Exaggerating on a Résumé
Exaggerating on a Résumé
By Elizabeth Garone
Q: I recently received a call to set up an interview for a job for which I applied a while back. This should be great news, but I’m starting to get nervous because I exaggerated a couple of my responsibilities on my résumé. What if questions about them get raised during the interview? Should I say something right at the beginning or just wait and see if they come up?
A: You aren’t alone when it comes to lying or exaggerating on a résumé. According to national payroll provider Automatic Data Processing’s 2009 Screening Index, 46% of employment, education and reference checks showed discrepancies with information provided by job candidates. However, experts say exaggerating or lying on a résumé is a dangerous move and one that can have lasting consequences.
Even if you think you can get away with it, you shouldn’t try, says Ken Springer, president of Corporate Resolutions, an international business intelligence firm headquartered in Manhattan and a former FBI agent. “If you ignore the exaggerations now, you may end up skating dangerously close to fraud later,” he says. “It is better to set the record straight now.” Plus, there is a good chance that this employer or a subsequent one will conduct a background check and your exaggerations will be exposed. “At that point, it may be too late,” says Mr. Springer. “Be upfront and honest at the outset. It will be more rewarding and beneficial to you down the road.”

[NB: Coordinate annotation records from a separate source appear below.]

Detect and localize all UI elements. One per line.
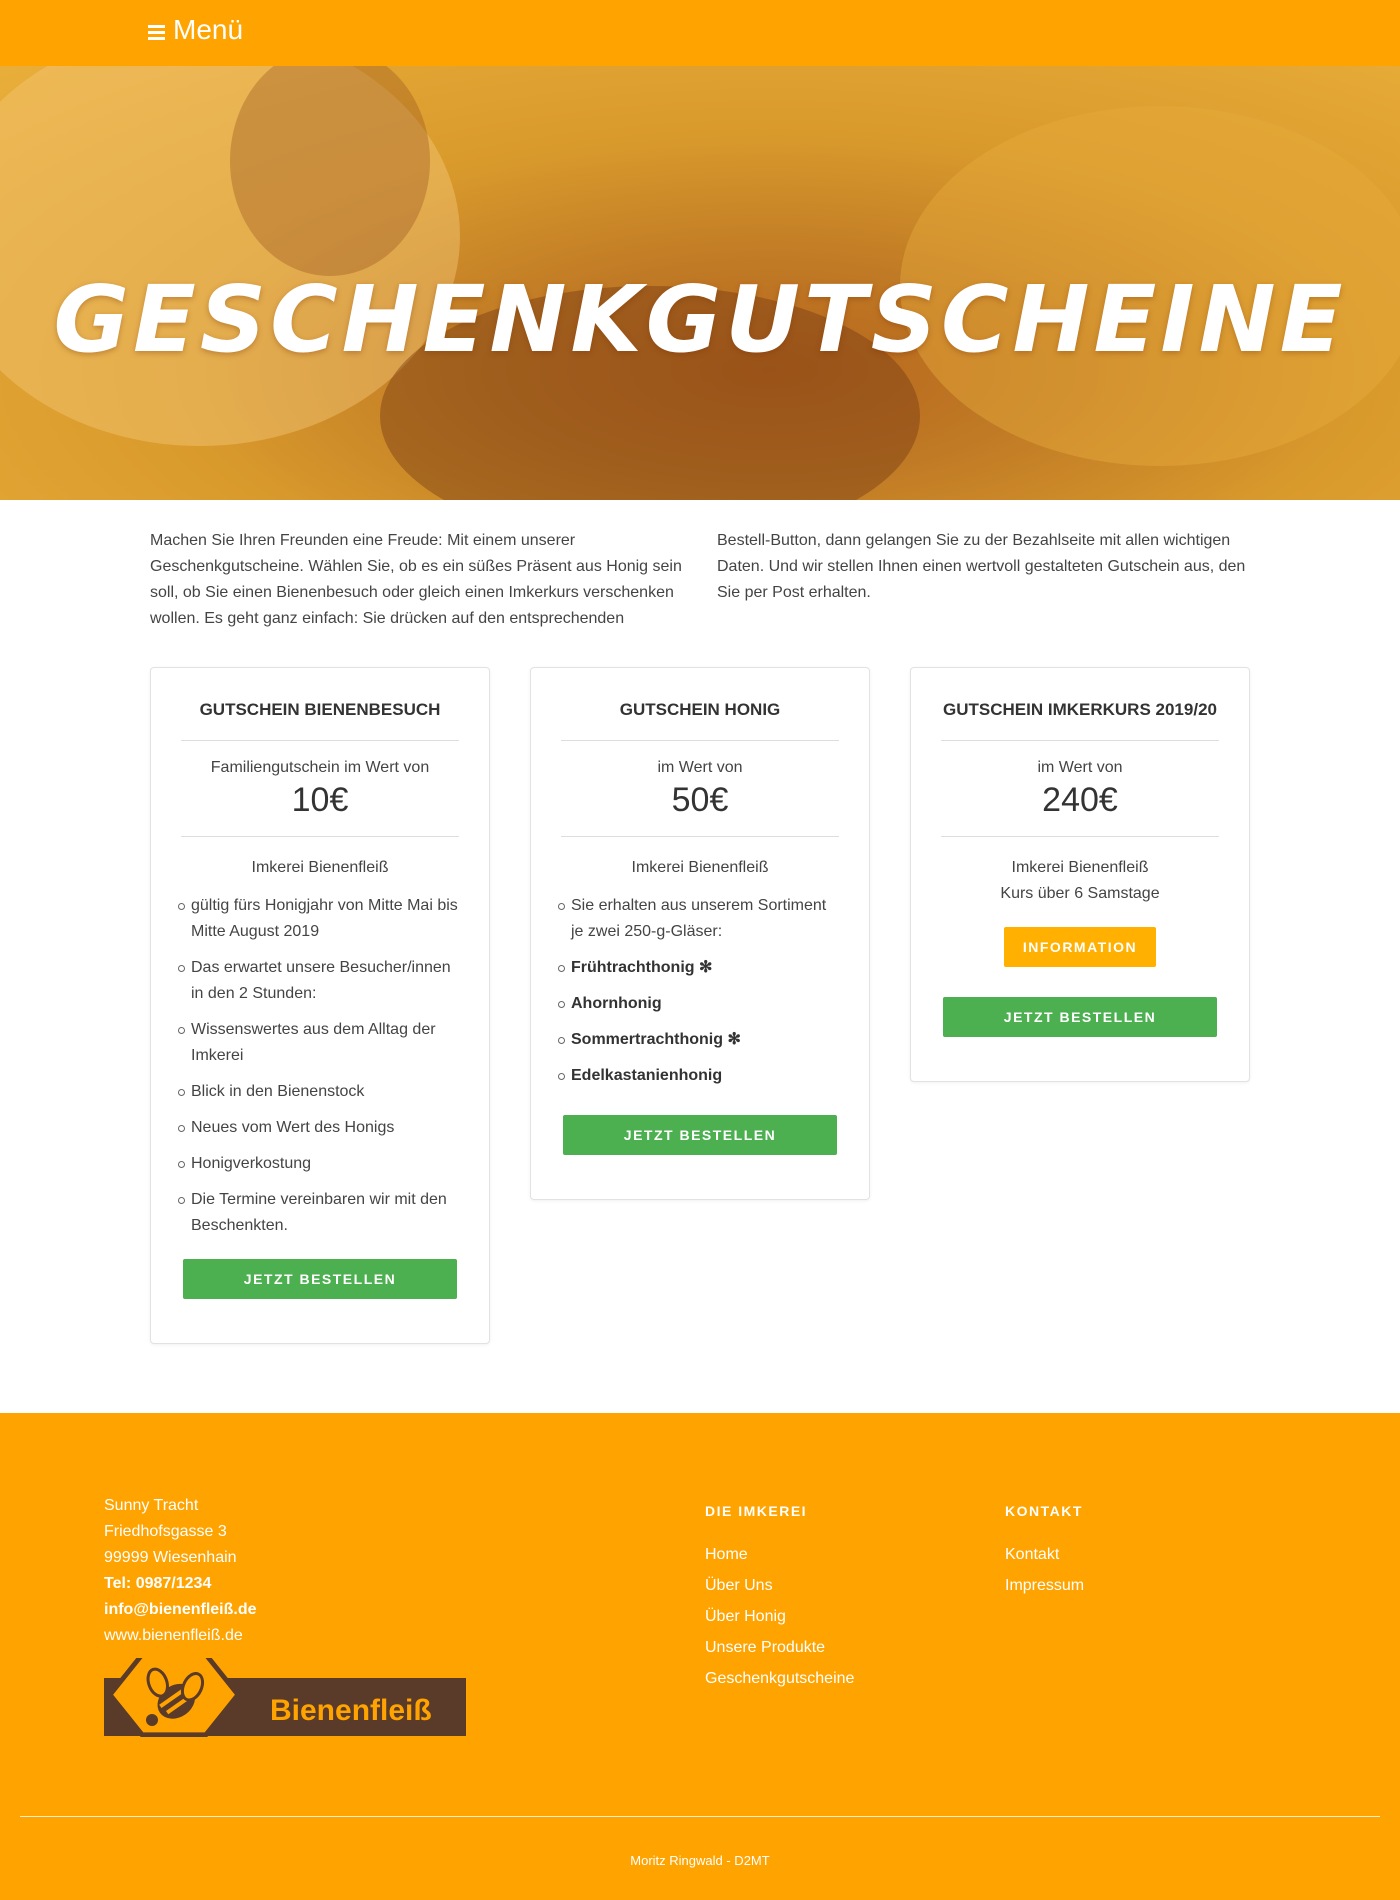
price-value: 50€	[671, 781, 729, 819]
phone: Tel: 0987/1234	[104, 1575, 212, 1592]
feature-item: Honigverkostung	[178, 1151, 459, 1177]
honey-type-item: Frühtrachthonig ✻	[558, 955, 839, 981]
price-block: im Wert von 240€	[941, 741, 1219, 837]
honey-type-item: Ahornhonig	[558, 991, 839, 1017]
provider-name: Imkerei Bienenfleiß	[251, 859, 389, 876]
footer-link-geschenkgutscheine[interactable]: Geschenkgutscheine	[705, 1670, 854, 1687]
voucher-card-honig: GUTSCHEIN HONIG im Wert von 50€ Imkerei …	[530, 667, 870, 1200]
feature-list: gültig fürs Honigjahr von Mitte Mai bis …	[178, 893, 459, 1239]
price-value: 240€	[1042, 781, 1118, 819]
intro-text: Machen Sie Ihren Freunden eine Freude: M…	[150, 528, 1250, 632]
voucher-card-imkerkurs: GUTSCHEIN IMKERKURS 2019/20 im Wert von …	[910, 667, 1250, 1082]
feature-item: Blick in den Bienenstock	[178, 1079, 459, 1105]
footer-links-kontakt: Kontakt Impressum	[1005, 1539, 1084, 1601]
card-title: GUTSCHEIN HONIG	[561, 668, 839, 741]
information-button[interactable]: INFORMATION	[1004, 927, 1156, 967]
footer-links-imkerei: Home Über Uns Über Honig Unsere Produkte…	[705, 1539, 854, 1694]
site-footer: Sunny Tracht Friedhofsgasse 3 99999 Wies…	[0, 1413, 1400, 1900]
footer-address: Sunny Tracht Friedhofsgasse 3 99999 Wies…	[104, 1493, 257, 1649]
logo-text: Bienenfleiß	[270, 1694, 432, 1727]
footer-link-home[interactable]: Home	[705, 1546, 748, 1563]
provider-name: Imkerei Bienenfleiß	[631, 859, 769, 876]
feature-item: Das erwartet unsere Besucher/innen in de…	[178, 955, 459, 1007]
price-block: Familiengutschein im Wert von 10€	[181, 741, 459, 837]
footer-link-ueber-honig[interactable]: Über Honig	[705, 1608, 786, 1625]
price-label: Familiengutschein im Wert von	[210, 759, 430, 776]
price-block: im Wert von 50€	[561, 741, 839, 837]
footer-credit: Moritz Ringwald - D2MT	[630, 1853, 770, 1868]
website-link[interactable]: www.bienenfleiß.de	[104, 1623, 257, 1649]
honey-type-item: Sommertrachthonig ✻	[558, 1027, 839, 1053]
price-value: 10€	[291, 781, 349, 819]
footer-heading-imkerei: DIE IMKEREI	[705, 1503, 808, 1519]
email-link[interactable]: info@bienenfleiß.de	[104, 1597, 257, 1623]
footer-divider	[20, 1816, 1380, 1817]
card-title: GUTSCHEIN IMKERKURS 2019/20	[941, 668, 1219, 741]
hamburger-icon	[148, 24, 165, 40]
intro-paragraph-2: Bestell-Button, dann gelangen Sie zu der…	[717, 532, 1246, 601]
feature-item: Die Termine vereinbaren wir mit den Besc…	[178, 1187, 459, 1239]
honey-type-item: Edelkastanienhonig	[558, 1063, 839, 1089]
feature-item: Wissenswertes aus dem Alltag der Imkerei	[178, 1017, 459, 1069]
footer-link-impressum[interactable]: Impressum	[1005, 1577, 1084, 1594]
feature-item: Neues vom Wert des Honigs	[178, 1115, 459, 1141]
feature-item: Sie erhalten aus unserem Sortiment je zw…	[558, 893, 839, 945]
footer-link-kontakt[interactable]: Kontakt	[1005, 1546, 1059, 1563]
order-button[interactable]: JETZT BESTELLEN	[563, 1115, 837, 1155]
menu-button[interactable]: Menü	[148, 14, 243, 46]
top-navigation-bar: Menü	[0, 0, 1400, 66]
intro-paragraph-1: Machen Sie Ihren Freunden eine Freude: M…	[150, 532, 682, 627]
bienenfleiss-logo: Bienenfleiß	[104, 1652, 466, 1738]
feature-list: Sie erhalten aus unserem Sortiment je zw…	[558, 893, 839, 1089]
company-name: Sunny Tracht	[104, 1497, 199, 1514]
price-label: im Wert von	[1037, 759, 1123, 776]
footer-link-ueber-uns[interactable]: Über Uns	[705, 1577, 773, 1594]
card-title: GUTSCHEIN BIENENBESUCH	[181, 668, 459, 741]
hero-title: GESCHENKGUTSCHEINE	[53, 266, 1347, 373]
city: 99999 Wiesenhain	[104, 1549, 237, 1566]
hero-banner: GESCHENKGUTSCHEINE	[0, 66, 1400, 500]
street: Friedhofsgasse 3	[104, 1523, 227, 1540]
course-duration: Kurs über 6 Samstage	[1000, 885, 1160, 902]
provider-name: Imkerei Bienenfleiß	[1011, 859, 1149, 876]
order-button[interactable]: JETZT BESTELLEN	[183, 1259, 457, 1299]
voucher-card-bienenbesuch: GUTSCHEIN BIENENBESUCH Familiengutschein…	[150, 667, 490, 1344]
order-button[interactable]: JETZT BESTELLEN	[943, 997, 1217, 1037]
feature-item: gültig fürs Honigjahr von Mitte Mai bis …	[178, 893, 459, 945]
price-label: im Wert von	[657, 759, 743, 776]
footer-heading-kontakt: KONTAKT	[1005, 1503, 1083, 1519]
footer-link-produkte[interactable]: Unsere Produkte	[705, 1639, 825, 1656]
menu-label: Menü	[173, 14, 244, 45]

Davia Temin, a Manhattan-based reputation and crisis manager, recommends bringing a corrected résumé to the interview and handing it to the interviewer, letting him or her know that you have prepared a more-updated résumé since you applied for the position or since the last time you spoke. “Simply say that this résumé is updated and clearer,” says Ms. Temin. “Then, hopefully, the interview can be conducted from that new résumé.”
If questions do come up about the discrepancies, let the interviewer know that you prepared the new résumé because you wanted to clarify what your responsibilities were, says Ms. Temin. “I would neither dwell on it, over-explain or apologize.”
You don’t want to wait until the end of the interview to address the differences, says Jeff Wizceb, vice president of business development at HR Plus, a Chicago-based screening-solutions firm. “If you wait and they are discovered during a background-screening process, it will only exacerbate the issue as well as discredit your entire interview process to that point,” he says.
Even if you end up losing out on this particular position, you’ve learned an important lesson, says Ms. Temin. “Your reputation for trustworthiness is your greatest asset,” she says. “No matter how expedient it would be to play fast and loose with the facts, don’t. Long-term reputation trumps expediency every time.”